Nat Chediak, fundador del Festival Internacional de Cine de Miami en 1984 y director durante sus primeros 18 años, destacó que Jordán tenía una extraordinaria habilidad para resumir las películas. “Yo aprendí a escribir de cine leyendo a René”, dijo Chediak, que mantuvo una amistad de 40 años con Jordán.

“Cuando empiezo en la Cinemateca en 1973, Casalins me puso en contacto con René. Deshielar a René no fue fácil, pero era de esperarse que al final ocurriera porque los dos compartíamos una pasión desmesurada por el cine.

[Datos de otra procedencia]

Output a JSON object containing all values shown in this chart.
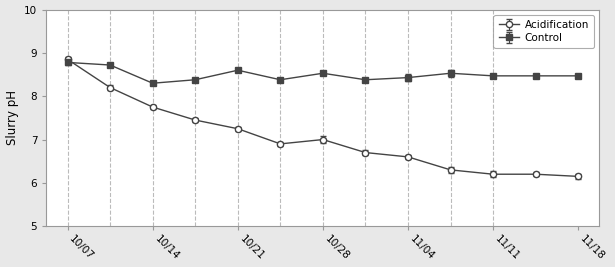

Eso fue ‘el inicio de una gran amistad’, como se dice al final de Casablanca”, recordó Chediak, contando que gracias a Jordán conoció a Cabrera Infante y a Néstor Almendros.

Chediak compartió muchas jornadas con Jordán en el Festival de Cine de Toronto, al que ambos asistían cada año. “En Toronto si no llegas temprano te quedas sin asiento, y nosotros llegábamos hasta media hora antes para ser los primeros en entrar. René se sentaba en la primera fila a un extremo, con un ángulo de visión imposible”, contó Chediak, explicando que el crítico elegía este puesto porque le recordaba las funciones en el cine que era propiedad de su tío, en Pinar del Río. Los que pagaban elegían los mejores puestos y sólo quedaban los de los extremos.

El pintor cubano Enrique Cubillas, que fue vecino de Jordán en Nueva York, recordó que “las conversaciones con René siempre giraban alrededor de las películas, que él prefería llamar ‘filmes’. En La Habana coincidieron en muchas obras de teatro y museos, al igual que en Nueva York.

En la Gran Manzana, Jordán mantuvo intacta su curiosidad por el cine y sus estrellas. Con frecuencia invitaba a sus amigos para que vieran cómo la legendaria actriz sueca Greta Garbo salía de su apartamento de Sutton Place, en Manhattan. “Sin que ella lo notara, en algunas ocasiones la siguió hasta la parte baja de la ciudad para verla hacer sus compras”, contó Jiménez Leal.

“René nunca me manifestó su nostalgia por Cuba. Para él Cuba era como ‘una película’ que había visto”, afirmó el cineasta. “Era un hombre que pasó de aquel “barrio” [La Habana] a Nueva York. El estaba instalado en el presente”.